All in all, the experiments show that weakenings can achieve more compact proof witnesses, and more compact witnesses help to speed up their processing.

6 Conclusion

In this paper, we presented an approach for computing weakenings of proof witnesses produced by software verification tools. We proved that our weakenings preserve the properties required for proof witnesses. We experimentally evaluated the technique using explicit-state model checking. The experiments show that the weakenings can significantly reduce the size of witnesses. Weakenings can thus successfully be applied in all areas in which proof witnesses are employed. In the future, we plan for more experiments with other program analyses.

Related Work. Our computation of relevant variables is similar to the computation of variables in slicing [30] or cone-of-influence reduction. Our “slicing criterion” and the dependencies are tailored towards the purpose of preserving properties of proof witnesses.

A number of other approaches exist that try to reduce the size of a proof. First, succinct representations [24, 26] were used in PCC approaches. Later, approaches have been introduced, e.g. in [1, 22, 28], that store only a part of the original proof. Our approach is orthogonal to these approaches. In the experiments we combined our technique with one such approach (namely [22]) and showed that a combination of proof reduction and weakenings is beneficial.

A large number of techniques in verification already try to keep the generated state space small by the analysis itself (e.g. symbolic model checking [12] or predicate abstraction [19]).

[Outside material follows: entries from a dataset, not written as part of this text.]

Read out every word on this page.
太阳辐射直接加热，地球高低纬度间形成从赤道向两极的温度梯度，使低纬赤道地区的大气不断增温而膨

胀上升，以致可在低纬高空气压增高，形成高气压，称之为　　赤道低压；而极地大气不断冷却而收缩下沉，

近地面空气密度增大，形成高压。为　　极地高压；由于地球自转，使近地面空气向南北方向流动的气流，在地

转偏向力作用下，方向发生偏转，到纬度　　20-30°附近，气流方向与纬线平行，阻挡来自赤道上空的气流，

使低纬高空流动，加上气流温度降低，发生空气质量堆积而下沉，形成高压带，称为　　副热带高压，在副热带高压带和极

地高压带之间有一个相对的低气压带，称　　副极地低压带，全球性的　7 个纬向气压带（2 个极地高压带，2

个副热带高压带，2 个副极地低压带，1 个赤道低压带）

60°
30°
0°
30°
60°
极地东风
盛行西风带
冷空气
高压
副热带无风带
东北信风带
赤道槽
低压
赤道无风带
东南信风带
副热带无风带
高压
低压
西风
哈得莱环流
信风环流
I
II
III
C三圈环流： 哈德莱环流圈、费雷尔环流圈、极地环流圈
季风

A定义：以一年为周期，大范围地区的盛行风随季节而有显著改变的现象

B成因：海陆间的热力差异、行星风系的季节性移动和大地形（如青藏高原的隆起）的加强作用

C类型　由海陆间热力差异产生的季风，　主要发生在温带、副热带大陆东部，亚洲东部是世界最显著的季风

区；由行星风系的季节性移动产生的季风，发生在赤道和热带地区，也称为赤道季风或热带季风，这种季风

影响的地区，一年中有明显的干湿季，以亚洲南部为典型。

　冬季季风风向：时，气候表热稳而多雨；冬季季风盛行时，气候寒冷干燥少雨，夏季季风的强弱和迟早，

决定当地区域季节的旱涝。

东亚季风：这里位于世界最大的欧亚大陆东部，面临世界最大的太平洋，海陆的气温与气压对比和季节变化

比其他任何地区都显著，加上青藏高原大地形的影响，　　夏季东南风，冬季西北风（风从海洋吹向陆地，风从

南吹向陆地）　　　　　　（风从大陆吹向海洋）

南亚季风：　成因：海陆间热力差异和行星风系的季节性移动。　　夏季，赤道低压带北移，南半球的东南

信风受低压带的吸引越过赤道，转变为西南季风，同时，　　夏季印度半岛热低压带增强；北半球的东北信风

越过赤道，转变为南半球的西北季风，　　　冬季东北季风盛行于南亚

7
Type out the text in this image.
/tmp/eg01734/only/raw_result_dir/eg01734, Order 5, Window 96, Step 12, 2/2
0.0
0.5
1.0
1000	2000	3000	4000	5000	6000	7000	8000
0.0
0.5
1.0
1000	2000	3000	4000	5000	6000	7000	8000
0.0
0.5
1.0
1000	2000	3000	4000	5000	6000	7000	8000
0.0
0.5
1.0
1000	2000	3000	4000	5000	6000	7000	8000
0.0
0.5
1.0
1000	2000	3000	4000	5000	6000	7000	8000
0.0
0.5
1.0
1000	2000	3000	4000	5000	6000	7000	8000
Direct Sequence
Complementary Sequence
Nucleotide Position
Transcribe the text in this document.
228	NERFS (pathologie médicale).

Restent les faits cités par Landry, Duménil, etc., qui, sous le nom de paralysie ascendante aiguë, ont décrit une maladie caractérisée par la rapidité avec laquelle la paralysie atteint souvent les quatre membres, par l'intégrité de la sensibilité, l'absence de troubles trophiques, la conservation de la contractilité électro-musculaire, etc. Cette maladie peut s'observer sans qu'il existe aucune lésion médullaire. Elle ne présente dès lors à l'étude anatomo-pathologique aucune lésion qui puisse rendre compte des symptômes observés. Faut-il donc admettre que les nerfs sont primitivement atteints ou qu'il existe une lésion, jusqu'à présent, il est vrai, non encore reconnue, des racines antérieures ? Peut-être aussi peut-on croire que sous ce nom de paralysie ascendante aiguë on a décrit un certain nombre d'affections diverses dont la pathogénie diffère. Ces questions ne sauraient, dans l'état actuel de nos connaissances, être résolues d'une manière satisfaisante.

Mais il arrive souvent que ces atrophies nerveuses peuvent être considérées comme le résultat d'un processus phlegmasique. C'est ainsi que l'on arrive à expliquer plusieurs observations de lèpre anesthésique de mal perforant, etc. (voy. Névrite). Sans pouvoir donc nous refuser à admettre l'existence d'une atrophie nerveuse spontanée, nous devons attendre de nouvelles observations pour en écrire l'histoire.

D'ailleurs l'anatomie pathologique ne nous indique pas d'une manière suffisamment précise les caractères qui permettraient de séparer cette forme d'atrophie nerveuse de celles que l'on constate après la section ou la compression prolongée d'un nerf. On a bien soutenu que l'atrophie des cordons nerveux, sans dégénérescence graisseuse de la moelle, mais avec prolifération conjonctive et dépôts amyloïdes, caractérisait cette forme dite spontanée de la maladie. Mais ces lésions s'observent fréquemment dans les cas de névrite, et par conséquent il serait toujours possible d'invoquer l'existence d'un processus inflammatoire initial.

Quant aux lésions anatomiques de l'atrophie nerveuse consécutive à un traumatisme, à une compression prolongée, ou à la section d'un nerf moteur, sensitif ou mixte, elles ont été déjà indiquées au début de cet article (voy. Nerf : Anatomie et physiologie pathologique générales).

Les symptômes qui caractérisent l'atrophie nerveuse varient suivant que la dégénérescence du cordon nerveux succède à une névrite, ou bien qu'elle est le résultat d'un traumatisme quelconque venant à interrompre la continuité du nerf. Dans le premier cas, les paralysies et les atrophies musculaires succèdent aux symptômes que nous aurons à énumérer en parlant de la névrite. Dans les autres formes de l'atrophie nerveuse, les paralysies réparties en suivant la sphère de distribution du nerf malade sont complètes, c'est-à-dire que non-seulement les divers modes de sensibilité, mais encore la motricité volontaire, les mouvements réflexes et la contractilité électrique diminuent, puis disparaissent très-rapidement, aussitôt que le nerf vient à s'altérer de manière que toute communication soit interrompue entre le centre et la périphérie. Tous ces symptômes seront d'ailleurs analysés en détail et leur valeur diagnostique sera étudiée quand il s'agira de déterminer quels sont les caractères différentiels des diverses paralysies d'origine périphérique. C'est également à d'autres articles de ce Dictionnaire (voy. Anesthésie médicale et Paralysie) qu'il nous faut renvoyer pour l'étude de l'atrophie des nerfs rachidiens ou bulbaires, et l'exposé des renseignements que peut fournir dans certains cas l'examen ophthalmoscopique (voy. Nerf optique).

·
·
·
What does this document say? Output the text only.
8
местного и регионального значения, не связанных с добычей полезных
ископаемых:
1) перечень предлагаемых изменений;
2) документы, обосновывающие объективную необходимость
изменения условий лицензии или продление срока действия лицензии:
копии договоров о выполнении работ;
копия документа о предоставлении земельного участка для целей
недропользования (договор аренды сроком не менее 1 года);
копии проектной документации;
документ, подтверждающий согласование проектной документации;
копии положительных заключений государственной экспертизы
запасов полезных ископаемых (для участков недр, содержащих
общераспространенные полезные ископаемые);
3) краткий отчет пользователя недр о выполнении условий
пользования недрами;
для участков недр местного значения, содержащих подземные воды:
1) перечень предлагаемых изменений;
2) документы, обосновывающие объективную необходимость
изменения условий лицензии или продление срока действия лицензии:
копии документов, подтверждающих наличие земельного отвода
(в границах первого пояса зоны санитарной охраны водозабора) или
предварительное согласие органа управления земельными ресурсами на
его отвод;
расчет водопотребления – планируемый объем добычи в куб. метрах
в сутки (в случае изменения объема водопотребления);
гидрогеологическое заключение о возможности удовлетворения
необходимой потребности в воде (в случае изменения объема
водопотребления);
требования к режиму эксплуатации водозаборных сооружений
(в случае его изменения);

Giacobazzi et al. [17, 18] describe how to compute the coarsest abstract domain, a so called correctness kernel, which maintains the behavior of the current abstraction. Further techniques like lazy refinement [9, 20] and abstraction slicing [11] (used in the certifying model checker SLAB [14]) try to reduce the size of the explored state space during verification, and thus reduce the proof size. In our experiments, we combined our technique with lazy refinement for explicit-state model checking [9] and showed that our technique complements lazy refinement.

Two recent approaches aim at reducing the size of inductive invariants computed during hardware verification [16, 21]. While in principle our ARGs can be transformed into inductive invariants and thus these approaches would theoretically be applicable to software verification techniques constructing ARGs, it is not directly straightforward how to encode arbitrary abstract domains of static analyses as SAT formulae. We see thus our technique as a practically useful reduction technique for proof witnesses of software verifiers constructing ARGs.

We are aware of only two techniques [2, 29] which also replace abstract states in a proof by more abstract ones. Both weaken abstract interpretation results, while we look at ARGs. Besson et al. [2] introduce the idea of a weakest fixpoint, explain fixpoint pruning for abstract domains in which abstract states are given by a set of constraints and demonstrate it with a polyhedra analysis. Fixpoint pruning repeatedly replaces a set of constraints – an abstract state – by a subset of constraints s.t. the property can still be shown. In contrast, we directly compute how to “prune” our abstract reachability graph. Seo et al. [29] introduce the general concept of an abstract value slicer. An abstract value slicer consists of an extractor domain and a backtracer. An extractor from the extractor domain is similar to our \(\mathsf {weaken}\) operator and the task of the backtracer is related to the task of \(trans\). In contrast to us, they do not need something similar to init since their abstract semantics never forbids successor nodes (and they just consider path-insensitive analyses).

Summing up, none of the existing approaches can be used for proofs in the form of abstract reachability graphs.